Running those parks is expensive, and each state participating in this is doing so with its own money. Additionally, the states were told they likely won’t get reimbursed. Each park and monument can run upward of tens of thousands of dollars to run per day, and many states can only afford to fund the parks for about a week or so, just long enough, many hope, for the federal government to pull its act together and learn to compromise. The time limit is a gamble in and of itself. It’s highly doubtful the states will have the money to continue past the weeklong limit.

Politics often deals with money in terms of millions and billions, but the amounts being spent by states to boost their own economies is no small matter. With the federal government in lockdown, our debt default deadline rushing closer and our debt amount increasing every hour, there isn’t a lot of funding to go around. That’s something that will affect everyone, regardless of if we work for the government or private companies.

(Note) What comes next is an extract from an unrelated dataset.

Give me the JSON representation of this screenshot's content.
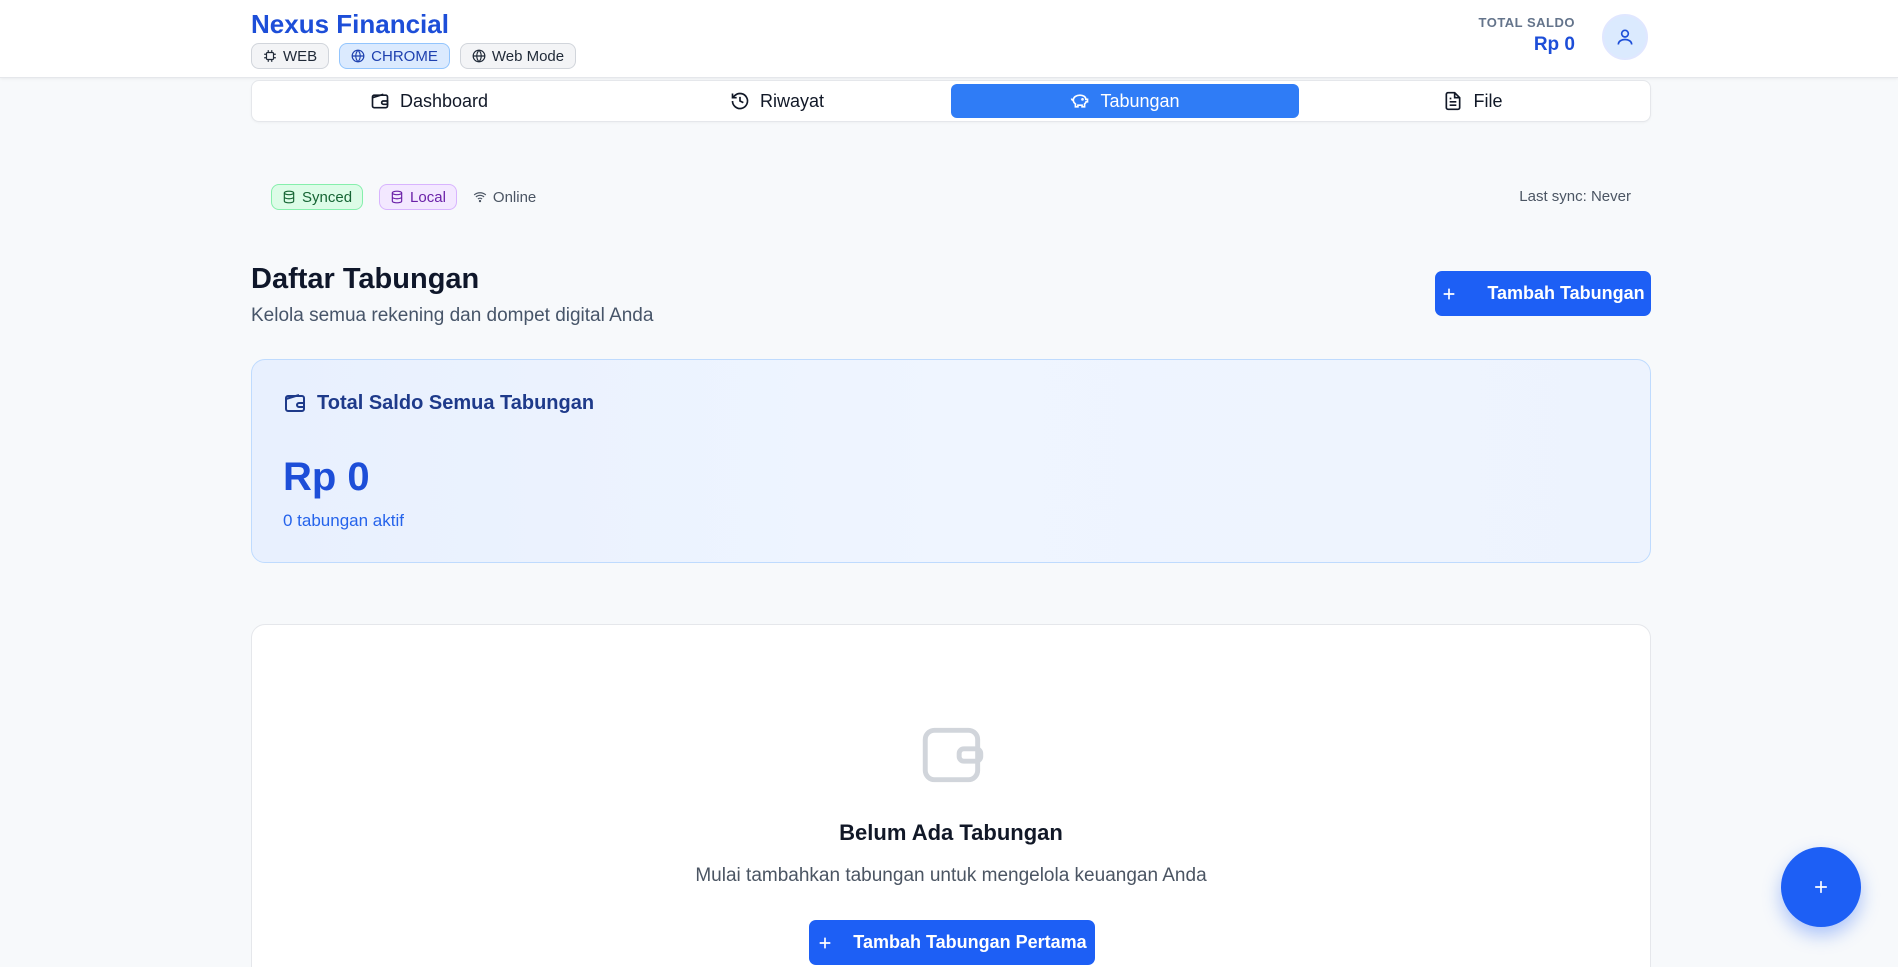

Many of our friends, family and fellow Wildcats are feeling the financial impact of the shutdown deep in our bank accounts and wallets after being furloughed or charged higher prices as a result of others being furloughed. But it’s at least good news that there are some people out there, like store owners in the towns surrounding the national parks, who will be getting some financial relief in the form of the reinstated tourist industry. Without these funds, these small towns and businesses will likely face financial peril this year. This month is just about the last chance for many people to get into the national parks before the temperature drops to extremes and the snow starts falling regularly. While Utah might not get back the funds spent to open the parks from the federal government, it’s better than tanking our state economy.

However, numerous other organizations and services are suffering from the shutdown’s financial blow. While both the federal and state governments are attempting to pass temporary measures like the state park funds to keep them going on a limited scale, there’s no telling how badly the lack of funding will affect these services. And us. Some of these services include funding routine food safety inspections to make sure the stuff you’re buying at the supermarket won’t potentially send you and your family to the hospital with salmonella. Other preventative services currently running on skeleton crews include those scrambling to prepare towns and cities for potential flooding or other natural disasters. Still other services under the shutdown’s hold include cancer treatment centers and food stamp services.

All these services, many of which are entirely or partially federally funded, desperately need that funding, and it’s a tough and unfair choice for local lawmakers to have to decide which ones will get a share of the little extra and emergency funding the states have. Maybe it’s best for the states to hold on to their funding. After all, we don’t know how long this shutdown will take, and if we keep draining our emergency funds, we might be setting ourselves up for a future disaster. Or maybe, as we think, the states are doing exactly what they should be doing: assessing which parts of the situation will have the greatest effect on our state’s wellbeing and trying to help the best they can.